Выбрать главу

Но если это и младший, то ни от кого другого он не мог унаследовать эту сухотелую плечистую стать и увертливую, быструю повадку. И не поклонится лишний раз пуле, и не лезет на рожон к ней в зятья, вовремя умеет поберечься. Пулемет, стерегущий его с трубы, обязательно или секундой раньше скосит перед ним бурьян на пустыре, или впустую накроет то место, где он только что лежал и где его уже нет, нет Андрея. Потому-то так и нервничает на трубе человек в бекеше, и его руки все чаще опускаются на плечо пулеметчика — черноголового парня в синей куртке.

Но этой женщине в черном платке, с корзинкой на руке, ни за что не уберечься от пуль, если она немедленно не уйдет оттуда. Ей там совсем не место. Правда, Андрей и его товарищи увидели ее и перенесли огонь в сторону, но нельзя поручиться за каждую пулю. Иная летит совсем не туда, куда послали ее глаз или рука, и сама вслепую находит себе жертву. И не могут же Андрей и его товарищи надолго прекратить обстрел врага в то время, как он так и хлещет из пулемета с трубы и сеет смерть, сеет!..

Что она делает? Она остановилась у трубы и взялась за поручни уходящей наверх узкой железной лесенки! Корзинку с харчами она просунула через руку на плечо, ногу поставила на тонкую, шаткую ступеньку — железный прут, и вот уже ее платье затрепыхалось на лесенке под ветром, как большая черная птица.

Она спешит и оглядывается.
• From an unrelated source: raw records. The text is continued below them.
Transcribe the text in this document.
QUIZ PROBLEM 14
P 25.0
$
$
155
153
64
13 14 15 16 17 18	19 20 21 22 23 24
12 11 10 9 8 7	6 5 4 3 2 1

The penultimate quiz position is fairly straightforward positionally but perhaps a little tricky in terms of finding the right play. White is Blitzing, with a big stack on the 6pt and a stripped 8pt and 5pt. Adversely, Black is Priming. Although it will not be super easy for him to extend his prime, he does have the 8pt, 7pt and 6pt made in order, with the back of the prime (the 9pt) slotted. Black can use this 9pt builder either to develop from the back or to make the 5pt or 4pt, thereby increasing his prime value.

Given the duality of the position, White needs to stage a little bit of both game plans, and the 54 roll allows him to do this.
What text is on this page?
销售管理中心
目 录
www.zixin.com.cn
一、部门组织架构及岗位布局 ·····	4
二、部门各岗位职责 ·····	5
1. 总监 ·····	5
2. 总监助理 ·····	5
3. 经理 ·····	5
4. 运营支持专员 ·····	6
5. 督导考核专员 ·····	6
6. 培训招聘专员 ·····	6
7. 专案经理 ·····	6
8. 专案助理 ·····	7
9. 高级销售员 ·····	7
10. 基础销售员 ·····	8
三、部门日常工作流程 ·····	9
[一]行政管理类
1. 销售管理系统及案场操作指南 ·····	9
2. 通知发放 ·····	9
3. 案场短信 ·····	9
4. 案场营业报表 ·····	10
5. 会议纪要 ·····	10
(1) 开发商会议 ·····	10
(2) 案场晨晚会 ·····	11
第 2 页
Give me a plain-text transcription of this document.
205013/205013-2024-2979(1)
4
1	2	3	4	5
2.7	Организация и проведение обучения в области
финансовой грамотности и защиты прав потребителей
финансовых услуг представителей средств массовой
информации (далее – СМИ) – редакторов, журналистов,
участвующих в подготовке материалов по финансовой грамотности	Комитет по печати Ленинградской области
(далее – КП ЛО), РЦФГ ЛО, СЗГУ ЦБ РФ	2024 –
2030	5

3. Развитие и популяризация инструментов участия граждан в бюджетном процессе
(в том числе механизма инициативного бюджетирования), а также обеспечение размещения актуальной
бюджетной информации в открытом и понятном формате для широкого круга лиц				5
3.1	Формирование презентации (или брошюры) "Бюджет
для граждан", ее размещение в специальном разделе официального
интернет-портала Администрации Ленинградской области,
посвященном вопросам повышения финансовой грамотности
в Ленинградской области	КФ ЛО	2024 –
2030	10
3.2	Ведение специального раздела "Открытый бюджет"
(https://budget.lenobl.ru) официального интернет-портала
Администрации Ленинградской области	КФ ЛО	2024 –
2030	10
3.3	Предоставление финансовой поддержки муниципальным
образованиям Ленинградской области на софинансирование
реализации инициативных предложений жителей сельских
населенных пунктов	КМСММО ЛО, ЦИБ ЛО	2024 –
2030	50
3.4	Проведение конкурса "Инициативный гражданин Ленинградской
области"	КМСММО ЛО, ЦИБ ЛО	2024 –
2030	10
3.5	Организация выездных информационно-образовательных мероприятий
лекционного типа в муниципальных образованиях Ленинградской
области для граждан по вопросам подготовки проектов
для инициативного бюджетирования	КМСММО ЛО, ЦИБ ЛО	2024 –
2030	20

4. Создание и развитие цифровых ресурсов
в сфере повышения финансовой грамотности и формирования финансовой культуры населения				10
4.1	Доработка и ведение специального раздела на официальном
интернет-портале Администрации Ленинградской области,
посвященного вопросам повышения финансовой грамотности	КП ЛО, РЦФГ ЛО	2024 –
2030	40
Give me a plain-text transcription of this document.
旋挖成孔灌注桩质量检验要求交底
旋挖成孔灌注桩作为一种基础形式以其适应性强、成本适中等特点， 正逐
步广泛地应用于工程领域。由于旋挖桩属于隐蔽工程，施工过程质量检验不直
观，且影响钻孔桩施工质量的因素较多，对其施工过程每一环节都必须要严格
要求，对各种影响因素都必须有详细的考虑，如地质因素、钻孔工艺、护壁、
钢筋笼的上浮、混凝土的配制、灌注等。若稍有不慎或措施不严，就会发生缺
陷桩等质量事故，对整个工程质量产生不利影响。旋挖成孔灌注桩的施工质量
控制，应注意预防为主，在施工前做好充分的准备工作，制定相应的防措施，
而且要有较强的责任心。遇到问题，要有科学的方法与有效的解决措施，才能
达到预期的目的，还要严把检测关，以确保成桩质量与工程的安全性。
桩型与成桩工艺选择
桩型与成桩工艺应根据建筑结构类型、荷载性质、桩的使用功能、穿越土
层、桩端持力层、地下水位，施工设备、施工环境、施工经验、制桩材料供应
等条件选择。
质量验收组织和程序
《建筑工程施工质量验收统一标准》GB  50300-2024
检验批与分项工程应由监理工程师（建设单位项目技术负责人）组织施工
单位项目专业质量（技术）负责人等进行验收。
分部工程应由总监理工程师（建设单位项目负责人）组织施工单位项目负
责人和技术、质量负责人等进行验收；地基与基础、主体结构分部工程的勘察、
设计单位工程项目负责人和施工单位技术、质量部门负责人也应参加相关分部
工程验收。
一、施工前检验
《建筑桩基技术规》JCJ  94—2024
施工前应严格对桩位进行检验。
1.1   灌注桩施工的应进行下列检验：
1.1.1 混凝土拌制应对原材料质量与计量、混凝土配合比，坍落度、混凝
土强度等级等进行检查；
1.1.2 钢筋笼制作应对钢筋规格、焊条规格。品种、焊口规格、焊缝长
Ровным счетом ничего не стоит снять ее оттуда — один выстрел, и она слетела бы на пустырь, но Андрей и его товарищи не делают этого и теперь, не стреляют. У нее скорбное материнское лицо и испуганные черные глаза, оглядывающиеся назад и вниз, тоже как у птицы. Есть что-то неуловимо знакомое в ее лице, кого-то напоминает оно, но кого-то не в этом траурном черном платке, а в светлом.

Только лютая ненависть или жгучая любовь и могли послать ее сейчас туда, на эту страшную трубу, но, может быть, и неволя. Еще иногда и заслоняются телами женщин и детей, чтобы спасти себе жизнь, есть еще и такие….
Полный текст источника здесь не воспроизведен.